One point in that appeal to the country stood out. "And I would particularly ask America's gun owners," Mr. Obama said, "to think about whether your views are properly being represented by the organization that suggests it's speaking for you."

They are not. A 2012 survey found that 87 per cent of U.S. gun owners, including 74 per cent of current and former National Rifle Association members, support background checks for anyone who buys a gun, which the Brady Campaign to Prevent Gun Violence insists is the single most effective way to reduce firearms deaths in the United States. The NRA vehemently opposes that proposal.

Most U.S. gun owners hold moderate views on gun control, yet we do not hear their voices, because loudmouths speak first. Psychologists know the problem well. Five men sit in a bar: one opines you have to smack your woman around to keep her in line. All disagree, but none speaks; each believes he is alone.

So the loudmouth thinks everyone agrees, and feels empowered to speak louder, and to shout down anyone who does speak up – just as the NRA responded to The Washington Post's review of my book, Arms: The Culture and Credo of the Gun, by lambasting me both on an NRA-owned radio show, Cam & Co., and on the website of its magazine, America's 1st Freedom.

The NRA feeds off rancour, warning gun owners there can be no compromise. Either you love freedom or you are a gun grabber. And once the shouting starts, gun owners fall in line. To own a gun is to feel the weight of mainstream disapproval pressing against you, to know that many look on you as a fundamentally defective human being, a walking Freudian hang-up shoring up his inadequate masculinity by stroking the barrel of his rifle. The natural tendency is to align yourself with your fellow pariahs, and to look for a protector. Enter the NRA.

The source of the NRA's mythical power is not money, as so many believe, but votes: It can mobilize an army of single-issue voters who will reliably march to the polls and trounce its enemies. Its membership is fewer than five million, but it exploits the rancour of the gun debate to call many more to its side. And this is the reason of Mr. Obama's call to moderate gun owners: To sever the NRA's head from the body that supports it.

There is hope. The fact that Hillary Clinton is willing to campaign on gun control should tell us that. The NRA is no longer invincible. The number of Americans who now consider gun control "very important" has doubled. That growth is not from the NRA's single-issue voters. After the Sandy Hook, Conn., massacre, new gun-control groups emerged, notably Moms Demand Action. Gun control in the United States is no longer a masculine issue, a problem of crime and punishment. It is now a women's issue. The ground is shifting.
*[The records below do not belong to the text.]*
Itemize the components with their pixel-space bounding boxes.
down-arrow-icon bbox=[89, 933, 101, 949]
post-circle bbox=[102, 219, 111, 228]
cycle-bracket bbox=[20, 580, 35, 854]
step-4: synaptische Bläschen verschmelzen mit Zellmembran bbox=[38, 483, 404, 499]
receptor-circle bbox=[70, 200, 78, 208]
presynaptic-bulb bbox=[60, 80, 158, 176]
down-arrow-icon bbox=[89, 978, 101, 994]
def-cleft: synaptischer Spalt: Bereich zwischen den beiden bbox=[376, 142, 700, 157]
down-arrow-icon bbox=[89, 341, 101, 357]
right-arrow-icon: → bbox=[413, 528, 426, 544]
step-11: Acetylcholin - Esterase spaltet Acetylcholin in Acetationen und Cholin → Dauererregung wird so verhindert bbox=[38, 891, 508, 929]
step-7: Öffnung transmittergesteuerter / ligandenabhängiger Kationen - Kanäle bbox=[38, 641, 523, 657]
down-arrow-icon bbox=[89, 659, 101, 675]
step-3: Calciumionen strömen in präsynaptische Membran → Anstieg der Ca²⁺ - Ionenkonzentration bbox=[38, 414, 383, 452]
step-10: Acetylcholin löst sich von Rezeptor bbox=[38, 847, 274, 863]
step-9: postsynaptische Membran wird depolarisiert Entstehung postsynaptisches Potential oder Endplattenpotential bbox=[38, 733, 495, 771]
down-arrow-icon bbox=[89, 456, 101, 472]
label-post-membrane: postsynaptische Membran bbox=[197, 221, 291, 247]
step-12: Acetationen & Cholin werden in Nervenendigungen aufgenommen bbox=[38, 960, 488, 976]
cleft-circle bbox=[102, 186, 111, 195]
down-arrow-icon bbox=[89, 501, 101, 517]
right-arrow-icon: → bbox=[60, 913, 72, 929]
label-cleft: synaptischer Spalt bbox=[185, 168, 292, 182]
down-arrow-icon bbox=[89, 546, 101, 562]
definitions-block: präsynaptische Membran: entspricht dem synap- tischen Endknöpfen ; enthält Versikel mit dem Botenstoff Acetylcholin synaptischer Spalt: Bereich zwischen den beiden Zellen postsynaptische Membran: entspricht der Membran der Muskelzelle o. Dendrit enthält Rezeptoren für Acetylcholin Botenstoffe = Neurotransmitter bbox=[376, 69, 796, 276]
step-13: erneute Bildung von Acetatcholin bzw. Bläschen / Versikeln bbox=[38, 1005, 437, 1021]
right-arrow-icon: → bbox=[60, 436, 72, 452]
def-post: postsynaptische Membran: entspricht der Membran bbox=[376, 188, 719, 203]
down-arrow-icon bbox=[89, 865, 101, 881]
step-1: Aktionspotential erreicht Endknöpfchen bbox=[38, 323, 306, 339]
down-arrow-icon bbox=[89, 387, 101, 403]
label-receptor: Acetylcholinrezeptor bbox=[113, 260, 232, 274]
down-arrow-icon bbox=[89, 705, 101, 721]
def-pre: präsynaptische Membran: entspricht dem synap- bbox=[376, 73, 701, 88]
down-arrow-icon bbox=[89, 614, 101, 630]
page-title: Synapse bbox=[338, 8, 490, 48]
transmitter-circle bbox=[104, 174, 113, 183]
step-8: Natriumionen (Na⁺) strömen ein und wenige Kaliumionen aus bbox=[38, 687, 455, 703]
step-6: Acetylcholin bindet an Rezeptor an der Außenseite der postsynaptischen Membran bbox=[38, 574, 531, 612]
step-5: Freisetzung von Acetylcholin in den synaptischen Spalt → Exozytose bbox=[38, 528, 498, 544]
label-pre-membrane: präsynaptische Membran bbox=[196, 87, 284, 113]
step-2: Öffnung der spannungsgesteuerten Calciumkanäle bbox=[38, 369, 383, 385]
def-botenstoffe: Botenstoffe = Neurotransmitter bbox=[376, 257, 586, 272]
But the U.S. Supreme Court's 2007 decision in District of Columbia v. Heller has sharply constrained gun control, by interpreting the Second Amendment to mean Americans have the right to own guns in common use. A wholesale ban on semi-automatic rifles, as Australia enacted, is a non-starter. The United States can only take small steps. And the fact remains that there are, at last estimate, more than 350 million firearms floating around in U.S. society – more guns, in short, than Americans.

The U.S. gun problem is ultimately a cultural problem: The country is like a smoker who knows cigarettes are slowly killing him, but can't abandon his self-image as a film noir hero, a smoke dangling from his mouth. It may take a cancer diagnosis to shake that image for good. Things will get much worse before they get better.